The Reserve Bank has just released the Minutes from this month’s Board meeting.
Two things stand out.
First that the RBA:
…should again neither close off the possibility of reducing rates further nor signal an imminent intention to reduce them. The Board would continue to examine the data over the months ahead to assess whether monetary policy was appropriately configured.
And secondly that the Australian economy is still riding on the back of the mining boom with scant evidence that the domestic economy is ready, willing or able to do the heavy lifting in the quarters ahead.
Take these two paragraphs from the minutes:
Exports had been supporting overall growth in the economy. Iron ore exports had continued to grow strongly in the June quarter as new production facilities came on stream following the significant investment in recent years. Coal export volumes were also higher over the past year, although coal prices had declined.
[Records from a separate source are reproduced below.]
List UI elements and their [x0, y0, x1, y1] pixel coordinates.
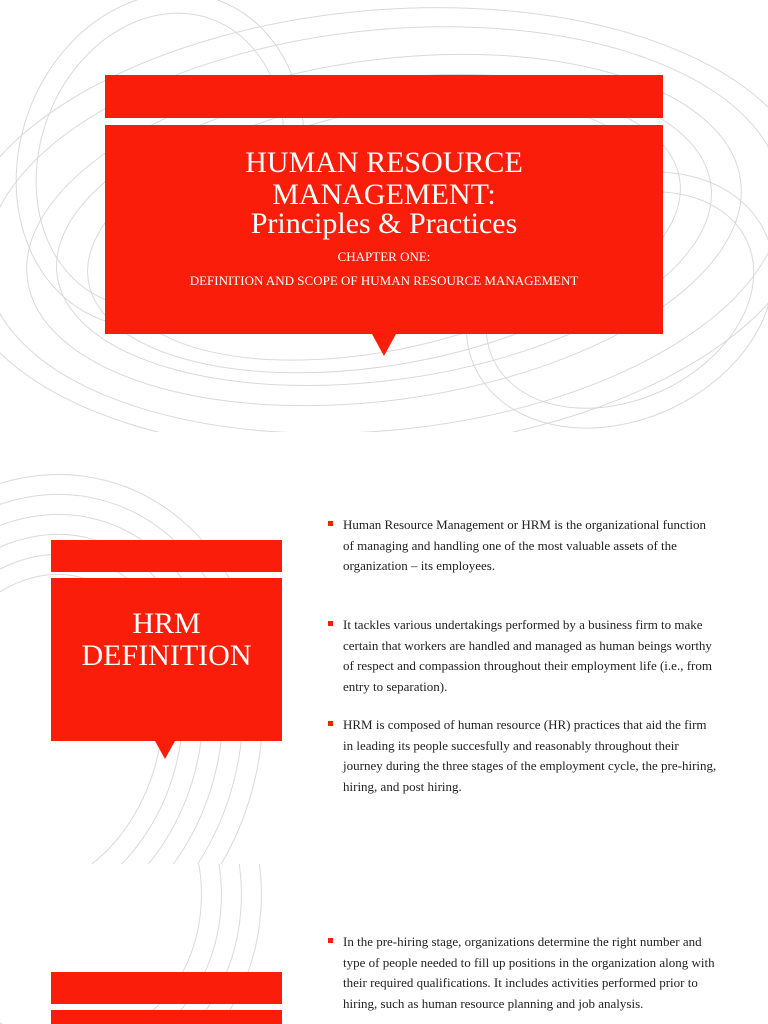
definition-slide — [0, 432, 768, 864]
title-pointer-arrow — [372, 334, 396, 356]
heading-box — [51, 578, 282, 741]
definition-bullets — [328, 615, 718, 697]
heading-line-1: HRM — [132, 607, 201, 640]
stages-bullets — [328, 932, 718, 1014]
title-line-3: Principles & Practices — [250, 207, 518, 240]
definition-bullets — [328, 715, 718, 797]
title-line-1: HUMAN RESOURCE — [245, 146, 523, 179]
heading-box — [51, 1010, 282, 1024]
title-text — [105, 147, 663, 211]
heading-top-bar — [51, 540, 282, 572]
bullet-item: Human Resource Management or HRM is the organizational function of managing and handling one of the most valuable assets of the organization – its employees. — [328, 515, 718, 577]
definition-bullets — [328, 515, 718, 577]
title-line-2: MANAGEMENT: — [272, 178, 496, 211]
heading-top-bar — [51, 972, 282, 1004]
title-top-bar — [105, 75, 663, 118]
bullet-item: In the pre-hiring stage, organizations determine the right number and type of people needed to fill up positions in the organization along with their required qualifications. It includes activities performed prior to hiring, such as human resource planning and job analysis. — [328, 932, 718, 1014]
stages-slide — [0, 864, 768, 1024]
chapter-label: CHAPTER ONE: — [337, 249, 431, 264]
chapter-subtitle: DEFINITION AND SCOPE OF HUMAN RESOURCE MANAGEMENT — [189, 273, 579, 288]
title-slide — [0, 0, 768, 432]
heading-pointer-arrow — [155, 741, 175, 759]
title-box — [105, 125, 663, 334]
heading-line-2: DEFINITION — [81, 639, 252, 672]
bullet-item: HRM is composed of human resource (HR) practices that aid the firm in leading its people succesfully and reasonably throughout their journey during the three stages of the employment cycle, the pre-hiring, hiring, and post hiring. — [328, 715, 718, 797]
heading-text — [51, 608, 282, 672]
bullet-item: It tackles various undertakings performed by a business firm to make certain that workers are handled and managed as human beings worthy of respect and compassion throughout their employment life (i.e., from entry to separation). — [328, 615, 718, 697]
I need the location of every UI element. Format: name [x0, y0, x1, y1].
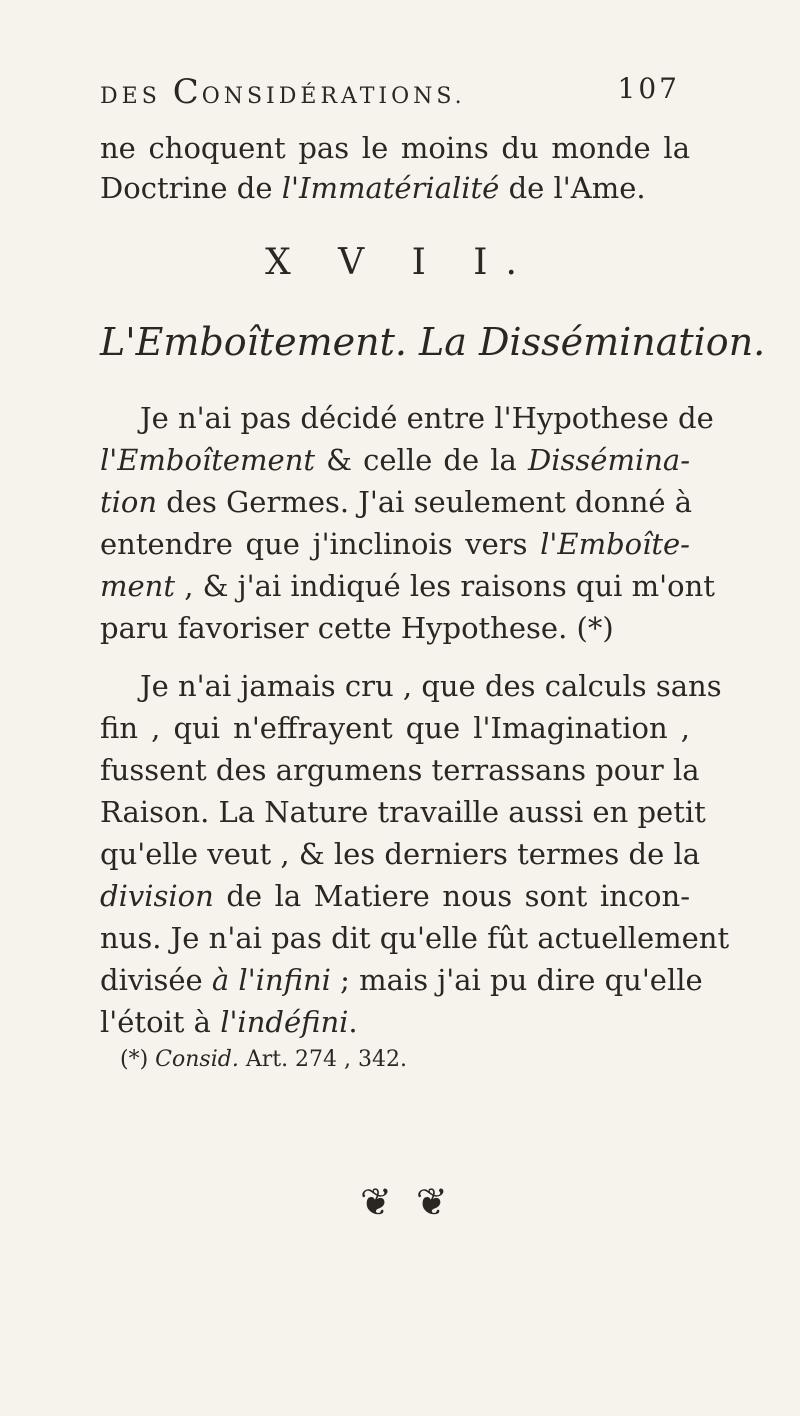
footnote: (*) Consid. Art. 274 , 342. — [120, 1047, 408, 1072]
ornament-icon: ❦ ❦ — [360, 1180, 454, 1224]
text-line: Doctrine de l'Immatérialité de l'Ame. — [100, 171, 646, 205]
text-line: ne choquent pas le moins du monde la — [100, 131, 690, 165]
text-line: fin , qui n'effrayent que l'Imagination , — [100, 711, 690, 745]
text-line: Je n'ai pas décidé entre l'Hypothese de — [140, 401, 714, 435]
page-number: 107 — [617, 72, 680, 105]
text-line: nus. Je n'ai pas dit qu'elle fût actuellement — [100, 921, 730, 955]
text-line: divisée à l'infini ; mais j'ai pu dire qu'elle — [100, 963, 703, 997]
text-line: l'étoit à l'indéfini. — [100, 1005, 358, 1039]
text-line: l'Emboîtement & celle de la Dissémina- — [100, 443, 690, 477]
chapter-number: X V I I. — [265, 242, 535, 283]
running-head-title — [100, 72, 466, 112]
chapter-title: L'Emboîtement. La Dissémination. — [100, 320, 766, 364]
text-line: division de la Matiere nous sont incon- — [100, 879, 690, 913]
running-head-rest: ONSIDÉRATIONS. — [201, 84, 466, 109]
running-head — [100, 72, 680, 112]
text-line: Je n'ai jamais cru , que des calculs sans — [140, 669, 722, 703]
text-line: Raison. La Nature travaille aussi en petit — [100, 795, 706, 829]
running-head-initial: C — [172, 72, 202, 112]
text-line: ment , & j'ai indiqué les raisons qui m'ont — [100, 569, 715, 603]
running-head-prefix: DES — [100, 84, 161, 109]
text-line: fussent des argumens terrassans pour la — [100, 753, 700, 787]
text-line: paru favoriser cette Hypothese. (*) — [100, 611, 614, 645]
text-line: entendre que j'inclinois vers l'Emboîte- — [100, 527, 690, 561]
text-line: tion des Germes. J'ai seulement donné à — [100, 485, 693, 519]
italic-term: l'Immatérialité — [281, 171, 500, 205]
text-line: qu'elle veut , & les derniers termes de la — [100, 837, 701, 871]
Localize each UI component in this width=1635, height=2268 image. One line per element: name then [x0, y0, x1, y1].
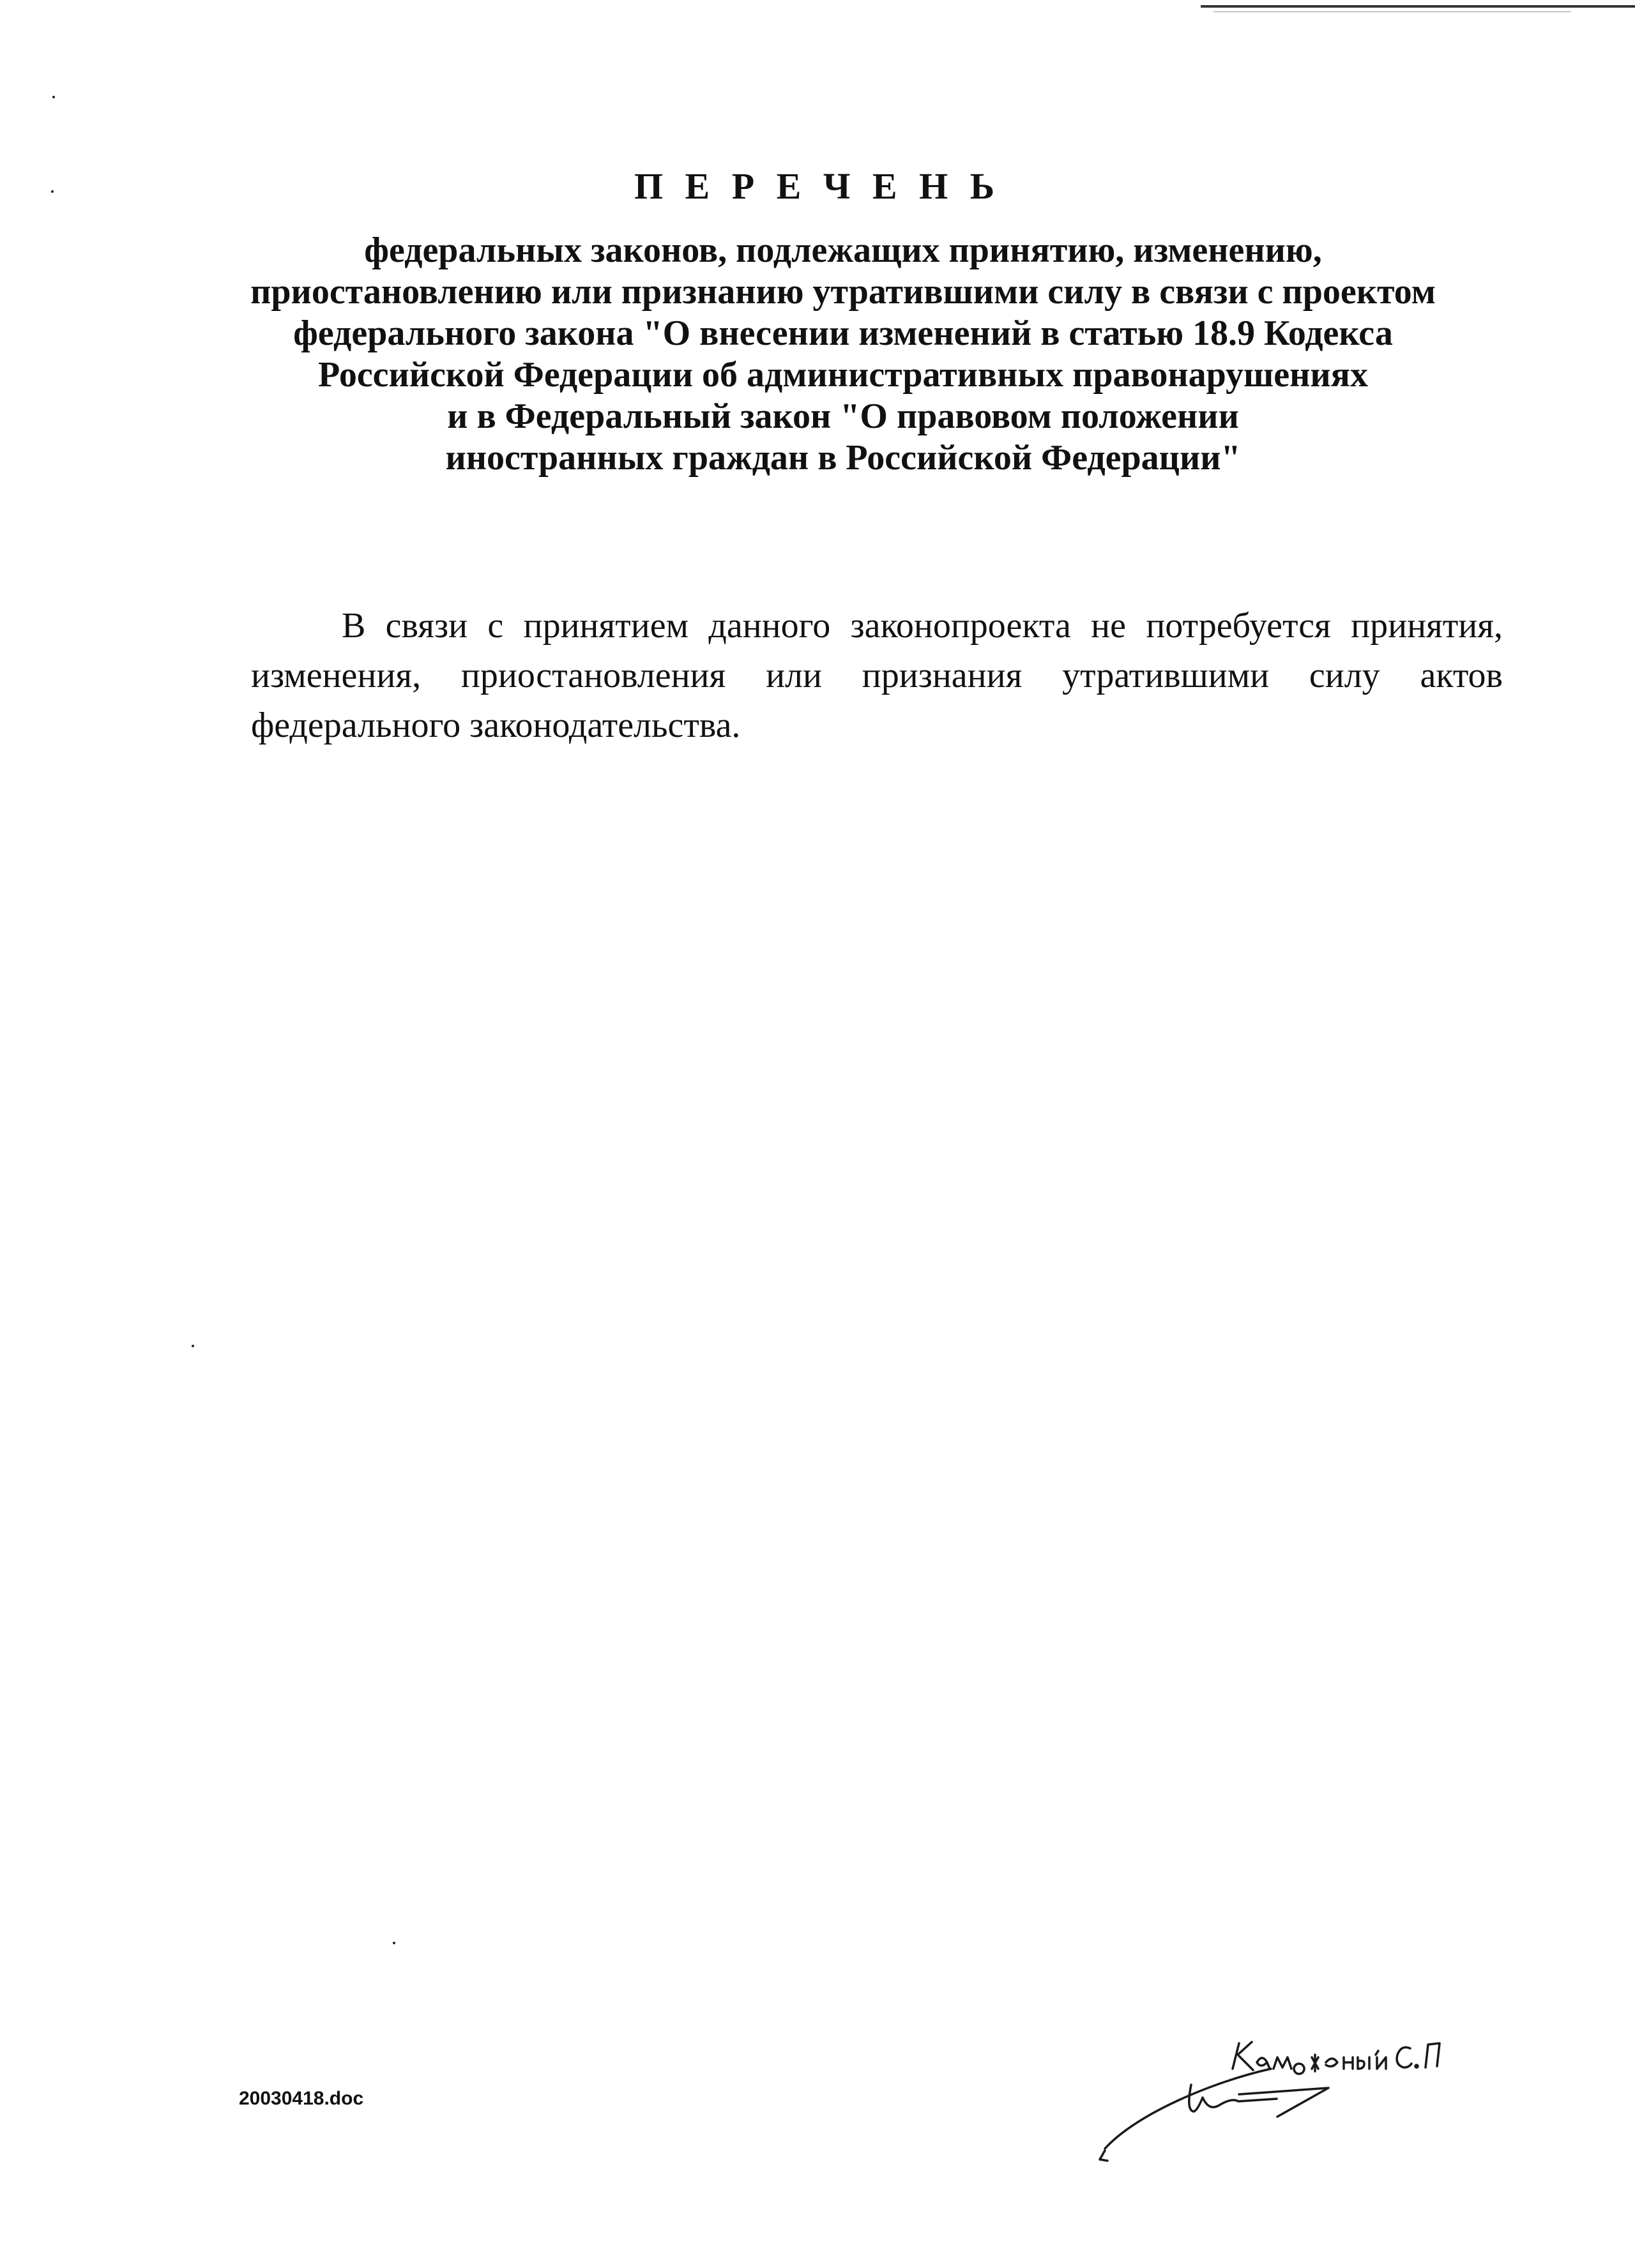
document-title: П Е Р Е Ч Е Н Ь: [634, 165, 1001, 207]
subtitle-line: федерального закона "О внесении изменений в статью 18.9 Кодекса: [293, 314, 1393, 353]
scan-top-rule-thin: [1213, 11, 1571, 12]
body-paragraph: В связи с принятием данного законопроекта не потребуется принятия, изменения, приостановления или признания утратившими силу актов федерального законодательства.: [251, 606, 1503, 745]
scan-speck: [192, 1345, 194, 1347]
subtitle-line: Российской Федерации об административных правонарушениях: [318, 355, 1368, 395]
scan-speck: [52, 96, 55, 98]
file-name-label: 20030418.doc: [239, 2088, 364, 2109]
scan-top-rule: [1201, 5, 1635, 8]
subtitle-line: федеральных законов, подлежащих принятию, изменению,: [364, 231, 1322, 270]
subtitle-line: приостановлению или признанию утратившими силу в связи с проектом: [250, 272, 1436, 312]
document-subtitle: [192, 230, 1494, 479]
subtitle-line: и в Федеральный закон "О правовом положении: [447, 397, 1239, 436]
scan-speck: [393, 1942, 395, 1944]
handwritten-signature: [971, 1999, 1546, 2190]
subtitle-line: иностранных граждан в Российской Федерации": [445, 438, 1241, 478]
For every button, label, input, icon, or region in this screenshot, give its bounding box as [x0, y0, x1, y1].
Members noted that rural exports remained at a high level, following generally good rainfall in recent years.
The available indicators suggested that growth of household consumption in the June quarter had been below average. Retail sales had been little changed since March and liaison contacts reported that retail sales growth had been only modest in recent months. Sales of motor vehicles to households declined in July, although this followed relatively strong growth in the June quarter. In contrast, measures of consumer sentiment had moved higher and were a little above long-run average levels.
This is a worry, because:
Mining investment was expected to decline over the course of the next few years. With investment projects reaching completion, the strong growth in exports of bulk commodities was expected to continue for some years. Indicators of conditions elsewhere in the business sector remained subdued. The latest ABS survey of firms’ investment intentions for the year ahead suggested that non-mining business investment would remain restrained in the immediate period ahead, which was consistent with the apparent reluctance of businesses to take on new risks at present.
The Reserve Bank is on hold because it thinks it has done a lot of work and that stimulus is still coming down the pipe with 2.25% of cuts since 2011 which will help the economy negotiate the shift in resources. They would also like to see the Australian dollar lower which is probably why it has just fallen around 0.4 of a cent to 0.9290 and looks biased lower in the short in recognition that the RBA wants a lower Aussie to foster a rebalancing of growth in the economy or it will need to cut again.
Westpac and the NAB still think rates are going lower – on the basis of these minutes and a still strong Aussie you’d have to think they might be right.